Lettres synodales en direct de Rome,
octobre 2024
Marie-Andrée Roy, Groupe Vasthi de L’autre Parole
NDLR : En octobre 2024, Marie-Andrée Roy s’est rendue à Rome pour assister aux événements publics tenus à l’occasion de la deuxième année de discussions du Synode sur la synodalité. Au cours du mois, elle a publié des comptes rendus de ses observations et de ses rencontres. Ces lettres sont intégralement publiées sur le site de L’autre Parole[1]. Nous en présentons ici quelques extraits.
Lettre synodale no 2 (5 octobre 2024)
Ouverture de la 2e session du Synode sur la synodalité
La grande question qui anime les travaux du synode : comment être une Église synodale, c’est-à-dire une Église qui articule communion, participation et mission ? En 2023, les délégué·es ont été invité·es à se mettre à l’écoute de la pluralité des perspectives et de la diversité des points de vue dans l’Église ; en 2024, les délégué·es sont appelé·es à identifier des pistes de réflexion et d’action qui sont à même de générer de l’harmonie dans une Église diversifiée, mais unie[2]. Le Pape insiste : le synode « n’est pas une assemblée parlementaire, mais un lieu d’écoute en communion ».
Cérémonie pénitentielle
Avant de commencer ses travaux, l’assemblée synodale a été conviée, la veille (2 octobre), à une cérémonie pénitentielle en la basilique Saint-Pierre, présidée par le pape François.
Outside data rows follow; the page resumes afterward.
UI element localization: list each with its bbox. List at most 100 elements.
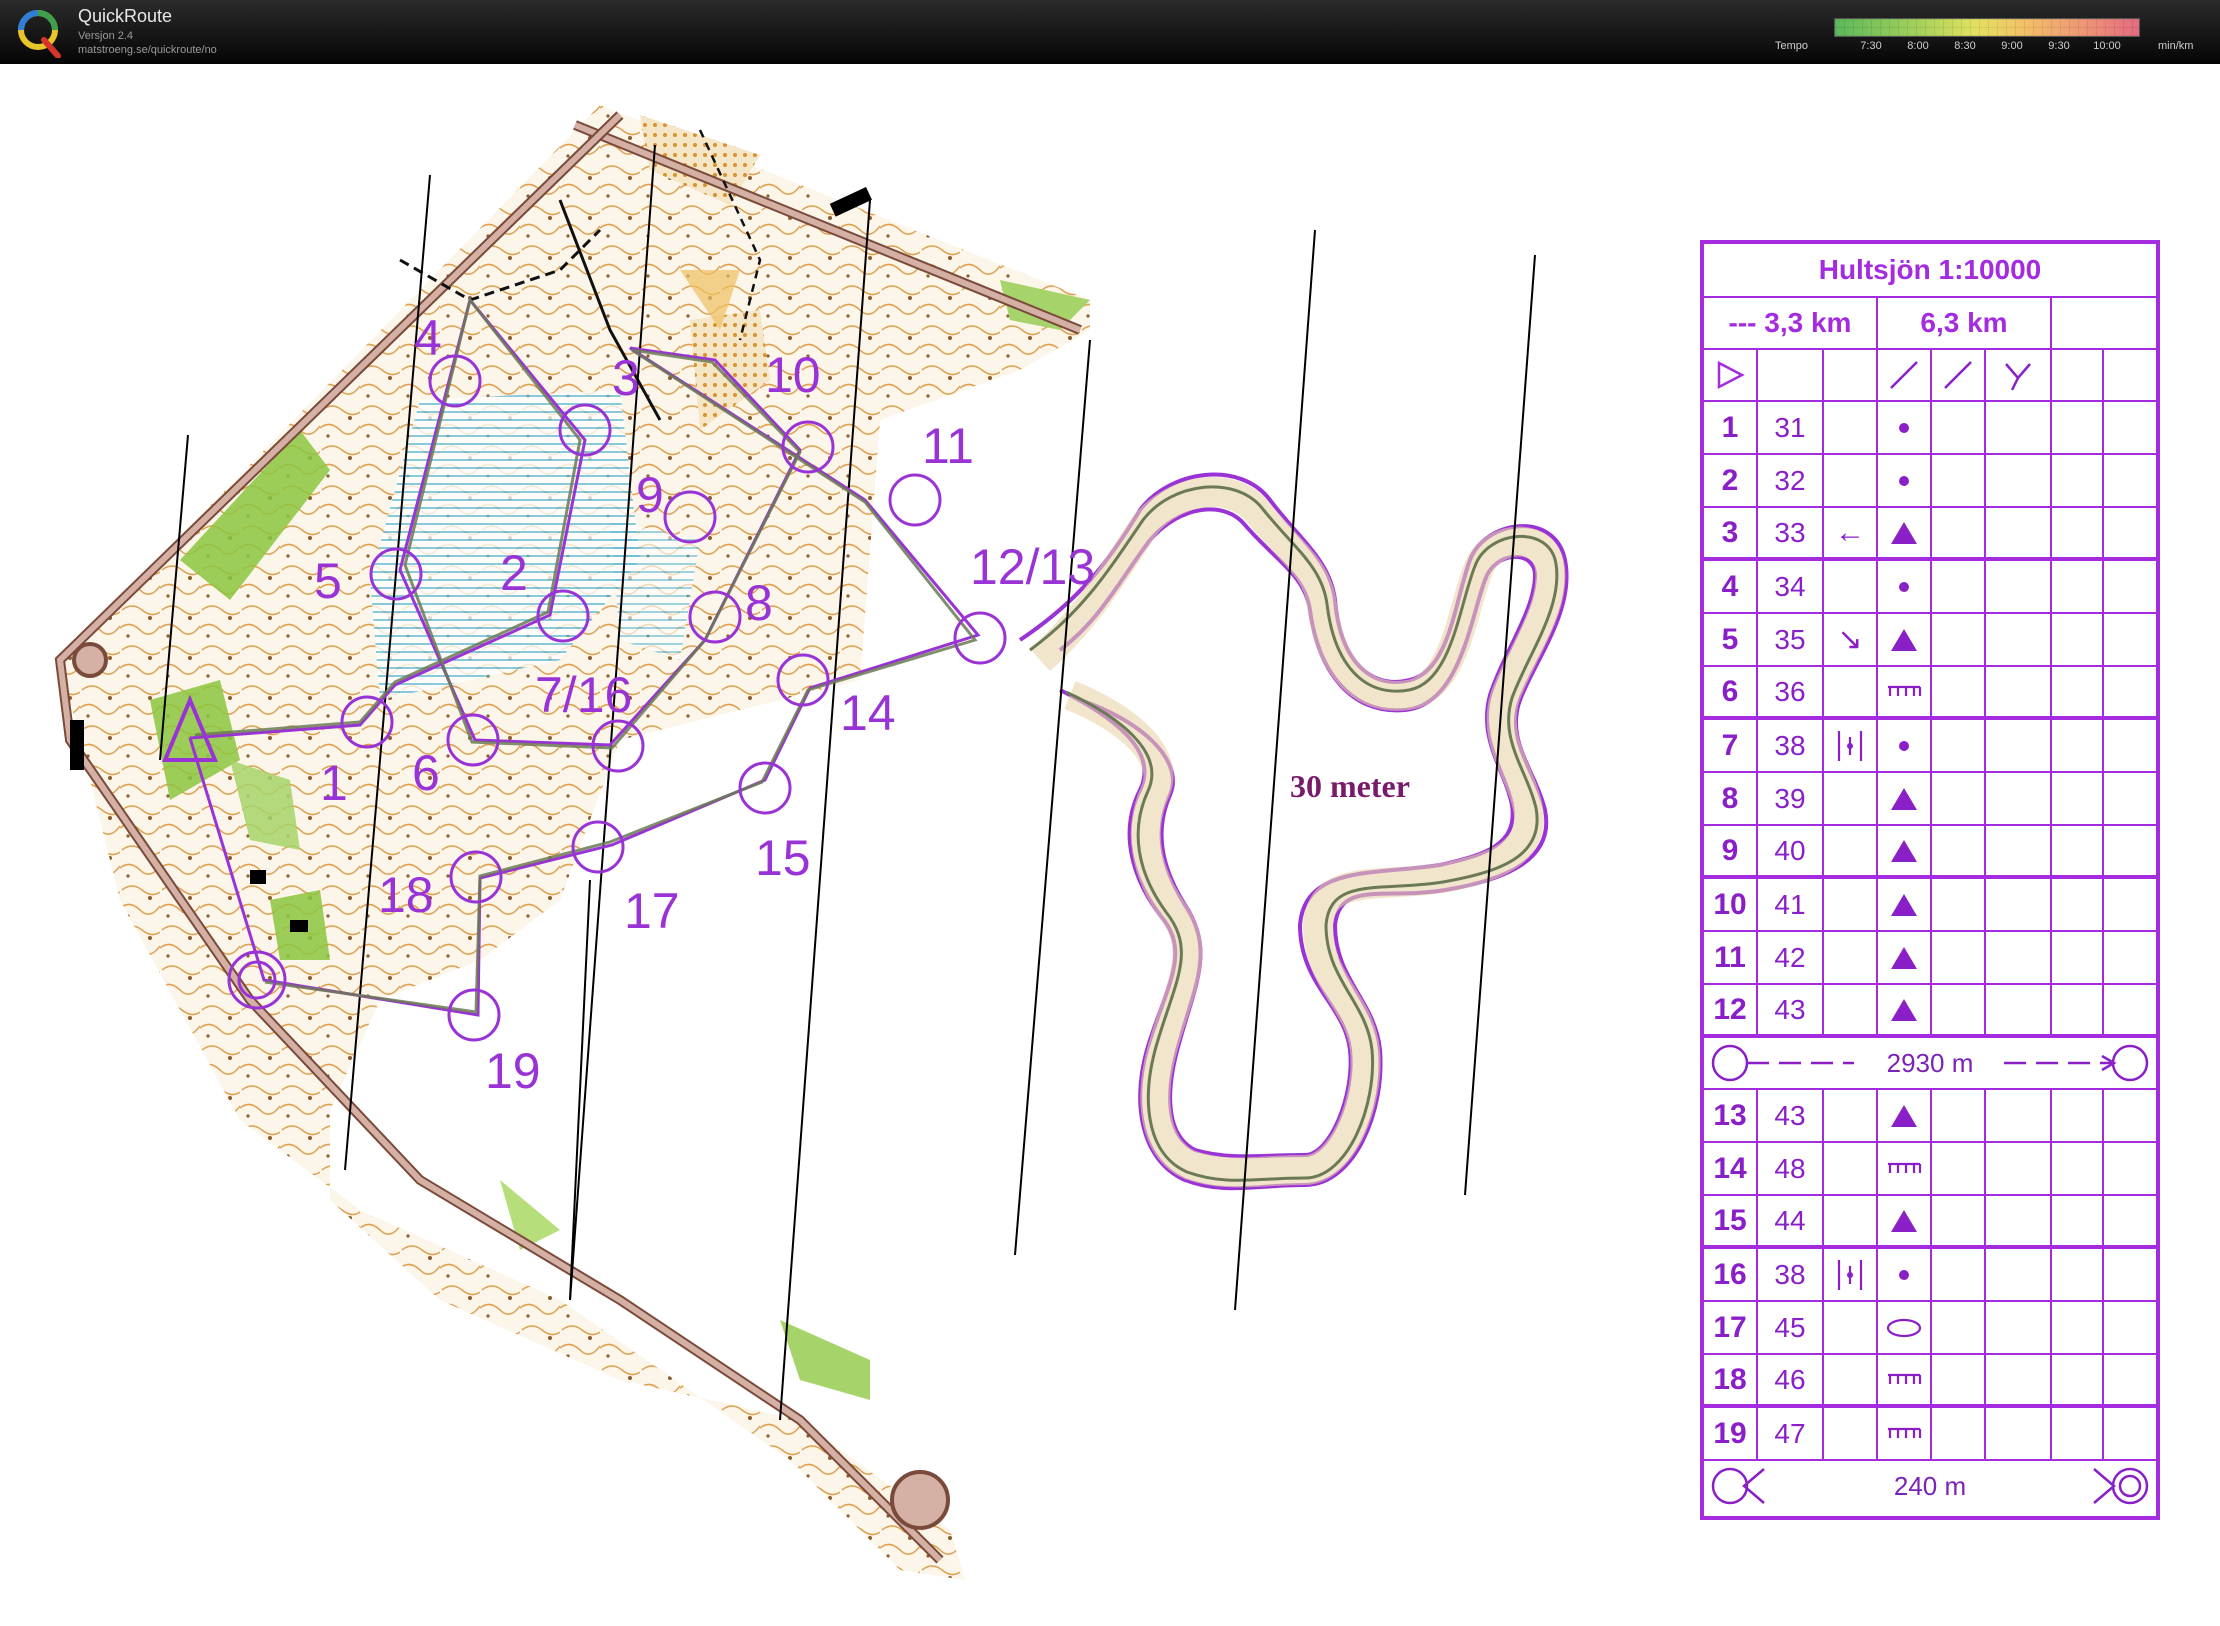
empty-cell [2050, 402, 2102, 453]
control-code: 41 [1756, 879, 1822, 930]
dot-icon [1876, 720, 1930, 771]
mid-distance: 2930 m [1886, 1047, 1974, 1078]
description-row: 3 33 ← [1704, 506, 2156, 559]
description-row: 4 34 [1704, 559, 2156, 612]
triangle-icon [1876, 773, 1930, 824]
start-row [1704, 348, 2156, 400]
empty-cell [2050, 879, 2102, 930]
triangle-icon [1876, 614, 1930, 665]
control-number: 8 [1721, 781, 1739, 815]
control-number: 14 [1713, 1151, 1747, 1185]
empty-cell [2050, 826, 2102, 875]
control-number: 4 [1721, 569, 1739, 603]
empty-cell [2102, 508, 2156, 557]
control-label: 15 [755, 830, 811, 886]
control-number: 15 [1713, 1203, 1747, 1237]
path-icon [1876, 350, 1930, 400]
building [70, 720, 84, 770]
control-label: 17 [624, 883, 680, 939]
empty-cell [1930, 667, 1984, 716]
control-label: 11 [922, 418, 974, 474]
tempo-tick: 9:00 [2001, 40, 2023, 52]
control-label: 8 [745, 575, 773, 631]
empty-cell [1930, 1090, 1984, 1141]
control-label: 5 [314, 553, 342, 609]
empty-cell [1984, 1249, 2050, 1300]
empty-cell [1930, 455, 1984, 506]
empty-cell [2050, 932, 2102, 983]
control-code: 31 [1756, 402, 1822, 453]
triangle-icon [1876, 879, 1930, 930]
empty-cell [1984, 826, 2050, 875]
empty-cell [2102, 879, 2156, 930]
building [290, 920, 308, 932]
empty-cell [1930, 561, 1984, 612]
which-feature [1822, 1408, 1876, 1459]
empty-cell [2102, 667, 2156, 716]
empty-cell [2102, 1408, 2156, 1459]
oval-icon [1876, 1302, 1930, 1353]
which-feature [1822, 932, 1876, 983]
control-number: 17 [1713, 1310, 1747, 1344]
dot-icon [1876, 402, 1930, 453]
comb-icon [1876, 1143, 1930, 1194]
control-number: 3 [1721, 515, 1739, 549]
app-url[interactable]: matstroeng.se/quickroute/no [78, 44, 217, 56]
empty-cell [2050, 561, 2102, 612]
empty-cell [1930, 402, 1984, 453]
which-feature [1822, 1143, 1876, 1194]
control-label: 14 [840, 685, 896, 741]
control-number: 9 [1721, 833, 1739, 867]
control-code: 45 [1756, 1302, 1822, 1353]
empty-cell [1984, 1143, 2050, 1194]
dot-icon [1876, 561, 1930, 612]
empty-cell [2050, 1355, 2102, 1404]
empty-cell [2102, 614, 2156, 665]
which-feature [1822, 1302, 1876, 1353]
empty-cell [2102, 826, 2156, 875]
description-row: 16 38 [1704, 1247, 2156, 1300]
tempo-color-scale [1834, 18, 2140, 37]
path-fork-icon [1984, 350, 2050, 400]
empty-cell [1984, 985, 2050, 1034]
empty-cell [2102, 1143, 2156, 1194]
control-code: 33 [1756, 508, 1822, 557]
control-description-sheet: Hultsjön 1:10000 --- 3,3 km 6,3 km 1 31 2 3… [1700, 240, 2160, 1520]
empty-cell [1984, 508, 2050, 557]
dot-icon [1876, 455, 1930, 506]
mid-distance-row: 2930 m [1704, 1036, 2156, 1088]
empty-cell [1984, 879, 2050, 930]
empty-cell [2050, 720, 2102, 771]
distance-right: 6,3 km [1876, 298, 2050, 348]
empty-cell [2102, 1355, 2156, 1404]
description-row: 10 41 [1704, 877, 2156, 930]
empty-cell [1984, 1302, 2050, 1353]
description-row: 13 43 [1704, 1088, 2156, 1141]
empty-cell [2102, 561, 2156, 612]
empty-cell [1930, 1249, 1984, 1300]
control-code: 39 [1756, 773, 1822, 824]
triangle-icon [1876, 1196, 1930, 1245]
control-label: 19 [485, 1043, 541, 1099]
control-11 [888, 473, 942, 527]
distance-left: --- 3,3 km [1728, 307, 1852, 338]
dot-icon [1876, 1249, 1930, 1300]
empty-cell [2102, 720, 2156, 771]
control-label: 1 [320, 755, 348, 811]
sheet-title: Hultsjön 1:10000 [1818, 254, 2042, 285]
empty-cell [2102, 1302, 2156, 1353]
direction-icon: ↘ [1822, 614, 1876, 665]
path-icon [1930, 350, 1984, 400]
empty-cell [2050, 1408, 2102, 1459]
description-row: 2 32 [1704, 453, 2156, 506]
control-number: 2 [1721, 463, 1739, 497]
app-name: QuickRoute [78, 6, 173, 26]
map-terrain-area [60, 105, 1090, 1580]
description-row: 7 38 [1704, 718, 2156, 771]
description-row: 19 47 [1704, 1406, 2156, 1459]
tempo-tick: 9:30 [2048, 40, 2070, 52]
control-label: 9 [636, 467, 664, 523]
empty-cell [2050, 298, 2156, 348]
control-code: 35 [1756, 614, 1822, 665]
control-label: 18 [378, 867, 434, 923]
Cette cérémonie a comporté des temps forts ; en plus des témoignages de personnes victimes de diverses formes de violence et d’abus, sept cardinaux ont présenté des demandes de pardon pour différentes fautes commises dans l’Église. Ces demandes de pardon, rédigées par le pape François, traduisent sans doute la posture d’écoute et d’humilité que le Pape cherche à induire chez les délégué·es.
Séance d’ouverture
Dès la séance d’ouverture mercredi après-midi (3 octobre), le pape François a expliqué que le processus synodal est « un processus d’apprentissage au cours duquel l’Église apprend à mieux se connaître elle-même et à identifier les formes d’action pastorale les plus adaptées à la mission que le Seigneur lui confie[3] ». C’est pourquoi, soutient-il, la présence de laïcs, de personnes consacrées, de prêtres et de diacres au sein de cette assemblée d’évêques est cohérente. Il insiste : la composition de cette assemblée « exprime une manière d’exercer le ministère épiscopal conforme à la Tradition vivante de l’Église et à l’enseignement du concile Vatican II : jamais l’évêque, comme tout autre chrétien, ne peut se penser “sans l’autre” ».
S’esquisse ici une volonté assez claire pour que l’exercice de l’autorité épiscopale soit plus relationnel, plus synodal et en harmonie avec les différents contextes ecclésiaux où il prend forme.
Mais pourquoi cette insistance du Pape sur la légitimité de la présence de personnes non-évêques ? C’est que cette présence, minoritaire, faut-il le rappeler (26 %), indispose des cardinaux et des évêques conservateurs qui promeuvent une autre ecclésiologie et voient dans le projet du pape François un démantèlement de l’autorité épiscopale.
On conviendra donc qu’il existe de réelles tensions au sein de cette assemblée, mais le Pape persiste à faire le pari du dialogue.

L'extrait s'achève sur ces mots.